When a measurement is rounded, the exact value could be slightly more or less than the rounded value. The upper and lower bounds describe the range of values that the original (exact) value could have been.
Why Use Bounds?
To identify the maximum and minimum possible values of a quantity when it has been rounded, especially in measurement and error calculation contexts.
Key Terms
- Upper bound: The highest possible actual value before it would round up to the next unit.
- Lower bound: The lowest possible actual value before it would round down to the previous unit.
How to Find Bounds
- If a number is rounded to the nearest whole number, the bounds are found by adding and subtracting 0.5.
- If rounded to the nearest tenth (1 decimal place), add and subtract 0.05.
- If rounded to the nearest hundred, add and subtract 50.
General Rule:
If a number is rounded to the nearest \( n \), then:
- Lower bound = rounded value \( – \frac{n}{2} \)
- Upper bound = rounded value \( + \frac{n}{2} \)
Important:
- Bounds are usually written as inequalities or intervals.
- For calculations involving measurements, use bounds to find the maximum and minimum possible result.
Example:
Write down the upper bound of a length measured as 57 m, correct to the nearest metre.
▶️ Answer/Explanation
Step 1: Since the length is rounded to the nearest metre, the accuracy is \( \pm 0.5 \, \text{m} \).
Step 2: Add 0.5 to get the upper bound:
\( 57 + 0.5 = 57.5 \, \text{m} \)
Final Answer: Upper bound = \( 57.5 \, \text{m} \)
Example:
A length is measured as 84 cm, correct to the nearest centimetre. Find the upper and lower bounds of the actual length.
▶️ Answer/Explanation
Step 1: Since the value is rounded to the nearest cm, the accuracy is \( \pm 0.5 \, \text{cm} \).
Step 2: Use bounds formula:
- Lower bound: \( 84 – 0.5 = 83.5 \, \text{cm} \)
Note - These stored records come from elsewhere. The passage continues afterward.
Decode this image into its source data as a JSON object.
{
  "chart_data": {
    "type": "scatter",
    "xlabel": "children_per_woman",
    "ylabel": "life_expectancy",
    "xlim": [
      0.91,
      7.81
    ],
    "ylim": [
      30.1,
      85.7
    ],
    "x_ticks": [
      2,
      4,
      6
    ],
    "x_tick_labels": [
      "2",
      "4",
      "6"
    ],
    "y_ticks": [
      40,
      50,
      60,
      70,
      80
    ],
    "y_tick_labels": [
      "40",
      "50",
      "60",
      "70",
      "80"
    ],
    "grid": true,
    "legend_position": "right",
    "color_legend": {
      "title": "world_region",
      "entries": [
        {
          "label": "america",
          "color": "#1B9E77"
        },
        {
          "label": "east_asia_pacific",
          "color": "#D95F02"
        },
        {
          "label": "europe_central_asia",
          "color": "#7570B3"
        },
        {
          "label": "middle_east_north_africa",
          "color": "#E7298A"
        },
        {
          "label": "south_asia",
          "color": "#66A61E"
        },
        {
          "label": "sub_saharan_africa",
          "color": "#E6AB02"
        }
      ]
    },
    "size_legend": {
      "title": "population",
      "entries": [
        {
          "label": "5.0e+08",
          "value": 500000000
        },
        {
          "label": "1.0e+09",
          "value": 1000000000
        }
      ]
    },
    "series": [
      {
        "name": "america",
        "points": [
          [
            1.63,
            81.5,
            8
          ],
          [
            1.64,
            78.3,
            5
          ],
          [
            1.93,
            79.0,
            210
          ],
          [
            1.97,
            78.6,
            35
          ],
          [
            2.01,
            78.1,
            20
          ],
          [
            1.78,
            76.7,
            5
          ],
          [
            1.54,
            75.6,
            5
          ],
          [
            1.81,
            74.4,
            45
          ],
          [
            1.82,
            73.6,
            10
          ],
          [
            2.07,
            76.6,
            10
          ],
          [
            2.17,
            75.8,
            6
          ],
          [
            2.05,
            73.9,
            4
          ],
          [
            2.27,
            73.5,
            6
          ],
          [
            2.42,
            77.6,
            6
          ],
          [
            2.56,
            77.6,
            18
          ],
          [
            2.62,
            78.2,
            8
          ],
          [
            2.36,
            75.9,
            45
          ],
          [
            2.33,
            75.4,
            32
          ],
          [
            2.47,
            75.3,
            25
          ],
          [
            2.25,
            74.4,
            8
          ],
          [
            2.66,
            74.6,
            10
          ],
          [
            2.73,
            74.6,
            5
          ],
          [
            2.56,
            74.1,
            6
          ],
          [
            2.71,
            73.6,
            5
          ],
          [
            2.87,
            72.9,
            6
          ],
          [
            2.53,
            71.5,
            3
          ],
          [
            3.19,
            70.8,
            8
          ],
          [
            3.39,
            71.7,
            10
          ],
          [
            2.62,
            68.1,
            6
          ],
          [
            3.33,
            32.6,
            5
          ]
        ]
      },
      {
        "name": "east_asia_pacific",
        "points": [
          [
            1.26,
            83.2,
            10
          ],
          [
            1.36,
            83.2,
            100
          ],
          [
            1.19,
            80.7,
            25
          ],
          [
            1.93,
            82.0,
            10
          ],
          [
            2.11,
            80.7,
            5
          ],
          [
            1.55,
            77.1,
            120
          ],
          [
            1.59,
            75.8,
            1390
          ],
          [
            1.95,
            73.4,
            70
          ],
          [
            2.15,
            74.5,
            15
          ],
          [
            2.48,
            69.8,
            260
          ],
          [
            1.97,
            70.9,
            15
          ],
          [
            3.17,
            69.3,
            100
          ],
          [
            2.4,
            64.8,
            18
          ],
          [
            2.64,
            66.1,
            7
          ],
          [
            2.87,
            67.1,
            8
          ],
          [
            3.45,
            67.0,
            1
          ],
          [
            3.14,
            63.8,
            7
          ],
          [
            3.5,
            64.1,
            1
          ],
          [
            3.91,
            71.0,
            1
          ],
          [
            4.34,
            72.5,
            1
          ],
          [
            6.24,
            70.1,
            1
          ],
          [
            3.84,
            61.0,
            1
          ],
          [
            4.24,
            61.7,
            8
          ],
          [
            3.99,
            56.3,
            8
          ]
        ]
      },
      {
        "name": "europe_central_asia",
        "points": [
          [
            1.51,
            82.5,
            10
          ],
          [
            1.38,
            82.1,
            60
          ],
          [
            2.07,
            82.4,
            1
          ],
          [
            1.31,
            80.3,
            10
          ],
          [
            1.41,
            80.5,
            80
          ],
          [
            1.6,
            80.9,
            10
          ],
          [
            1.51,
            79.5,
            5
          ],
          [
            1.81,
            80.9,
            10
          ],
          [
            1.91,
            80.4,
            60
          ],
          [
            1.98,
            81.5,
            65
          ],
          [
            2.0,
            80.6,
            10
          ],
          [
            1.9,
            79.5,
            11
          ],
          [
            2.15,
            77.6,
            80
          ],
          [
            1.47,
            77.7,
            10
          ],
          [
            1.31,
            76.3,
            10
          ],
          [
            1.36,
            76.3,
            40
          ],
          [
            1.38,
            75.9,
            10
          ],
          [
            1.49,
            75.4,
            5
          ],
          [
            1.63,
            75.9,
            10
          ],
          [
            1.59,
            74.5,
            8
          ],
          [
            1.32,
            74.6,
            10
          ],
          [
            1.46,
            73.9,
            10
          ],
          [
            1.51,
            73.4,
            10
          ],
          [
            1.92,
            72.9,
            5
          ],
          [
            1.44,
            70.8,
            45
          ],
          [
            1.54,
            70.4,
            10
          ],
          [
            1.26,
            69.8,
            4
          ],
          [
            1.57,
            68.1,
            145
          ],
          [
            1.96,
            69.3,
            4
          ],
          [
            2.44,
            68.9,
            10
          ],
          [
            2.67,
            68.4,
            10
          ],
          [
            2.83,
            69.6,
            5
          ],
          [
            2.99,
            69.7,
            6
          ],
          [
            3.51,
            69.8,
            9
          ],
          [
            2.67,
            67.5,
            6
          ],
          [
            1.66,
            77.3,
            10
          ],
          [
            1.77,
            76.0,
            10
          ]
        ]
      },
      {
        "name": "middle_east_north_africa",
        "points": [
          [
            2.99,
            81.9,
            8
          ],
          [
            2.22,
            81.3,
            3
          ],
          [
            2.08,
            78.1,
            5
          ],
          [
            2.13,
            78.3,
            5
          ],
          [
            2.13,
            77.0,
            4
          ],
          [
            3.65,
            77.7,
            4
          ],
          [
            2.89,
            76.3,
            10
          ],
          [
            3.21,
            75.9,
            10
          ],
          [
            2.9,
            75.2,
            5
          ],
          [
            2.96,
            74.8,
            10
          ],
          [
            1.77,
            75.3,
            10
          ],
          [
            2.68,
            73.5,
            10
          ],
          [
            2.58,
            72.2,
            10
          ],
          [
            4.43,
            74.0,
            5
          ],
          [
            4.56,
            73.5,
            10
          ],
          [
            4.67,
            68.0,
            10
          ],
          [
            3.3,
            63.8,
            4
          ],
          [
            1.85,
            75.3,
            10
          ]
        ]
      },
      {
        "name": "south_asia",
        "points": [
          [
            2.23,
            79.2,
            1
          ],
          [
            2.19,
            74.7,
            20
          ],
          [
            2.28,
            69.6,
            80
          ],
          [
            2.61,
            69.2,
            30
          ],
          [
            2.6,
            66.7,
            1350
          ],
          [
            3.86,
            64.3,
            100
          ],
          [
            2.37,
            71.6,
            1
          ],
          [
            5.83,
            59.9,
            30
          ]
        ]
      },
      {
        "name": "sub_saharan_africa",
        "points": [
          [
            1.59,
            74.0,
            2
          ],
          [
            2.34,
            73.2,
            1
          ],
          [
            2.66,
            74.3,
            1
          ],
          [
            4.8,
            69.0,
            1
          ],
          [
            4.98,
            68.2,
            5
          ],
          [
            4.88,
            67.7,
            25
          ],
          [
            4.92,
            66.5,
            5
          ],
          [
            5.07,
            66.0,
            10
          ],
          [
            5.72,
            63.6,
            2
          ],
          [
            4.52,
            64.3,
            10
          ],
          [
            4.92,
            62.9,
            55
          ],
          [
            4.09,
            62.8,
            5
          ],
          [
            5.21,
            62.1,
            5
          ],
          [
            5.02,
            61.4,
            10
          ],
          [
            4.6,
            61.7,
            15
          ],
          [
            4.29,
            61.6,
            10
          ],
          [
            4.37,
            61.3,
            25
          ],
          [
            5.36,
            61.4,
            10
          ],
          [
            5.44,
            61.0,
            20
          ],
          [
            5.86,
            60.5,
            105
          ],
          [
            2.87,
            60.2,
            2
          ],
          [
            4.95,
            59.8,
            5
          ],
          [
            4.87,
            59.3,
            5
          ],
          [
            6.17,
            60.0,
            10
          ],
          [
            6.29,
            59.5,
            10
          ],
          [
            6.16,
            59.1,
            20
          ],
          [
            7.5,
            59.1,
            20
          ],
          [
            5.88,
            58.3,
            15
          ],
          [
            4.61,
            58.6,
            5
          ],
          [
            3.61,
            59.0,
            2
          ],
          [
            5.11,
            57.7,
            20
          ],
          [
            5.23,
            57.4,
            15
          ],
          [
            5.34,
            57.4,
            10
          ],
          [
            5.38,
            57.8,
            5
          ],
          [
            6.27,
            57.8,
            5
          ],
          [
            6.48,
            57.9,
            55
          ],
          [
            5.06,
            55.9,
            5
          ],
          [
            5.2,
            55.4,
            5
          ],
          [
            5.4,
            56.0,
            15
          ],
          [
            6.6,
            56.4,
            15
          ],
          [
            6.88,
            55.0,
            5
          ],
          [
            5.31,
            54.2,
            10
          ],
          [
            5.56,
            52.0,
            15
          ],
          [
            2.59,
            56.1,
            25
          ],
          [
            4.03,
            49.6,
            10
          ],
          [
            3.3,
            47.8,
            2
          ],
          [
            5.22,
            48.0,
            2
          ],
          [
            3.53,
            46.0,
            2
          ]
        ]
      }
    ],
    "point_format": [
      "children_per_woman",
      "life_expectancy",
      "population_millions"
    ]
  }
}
- Upper bound: \( 84 + 0.5 = 84.5 \, \text{cm} \)
Final Answer: The actual length lies between \( 83.5 \, \text{cm} \leq \text{length} < 84.5 \, \text{cm} \)
Example:
A rectangular field is said to be 30 m long and 12 m wide, both correct to the nearest metre. Find the maximum and minimum possible area of the field.
▶️ Answer/Explanation
Step 1: Since both are to the nearest metre:
- Length bounds: \( 29.5 \leq L < 30.5 \)
- Width bounds: \( 11.5 \leq W < 12.5 \)
Step 2: Calculate minimum and maximum area:
- Minimum area = \( 29.5 \times 11.5 = 339.25 \, \text{m}^2 \)
- Maximum area = \( 30.5 \times 12.5 = 381.25 \, \text{m}^2 \)
Final Answer: The area lies between \( 339.25 \, \text{m}^2 \leq \text{Area} < 381.25 \, \text{m}^2 \)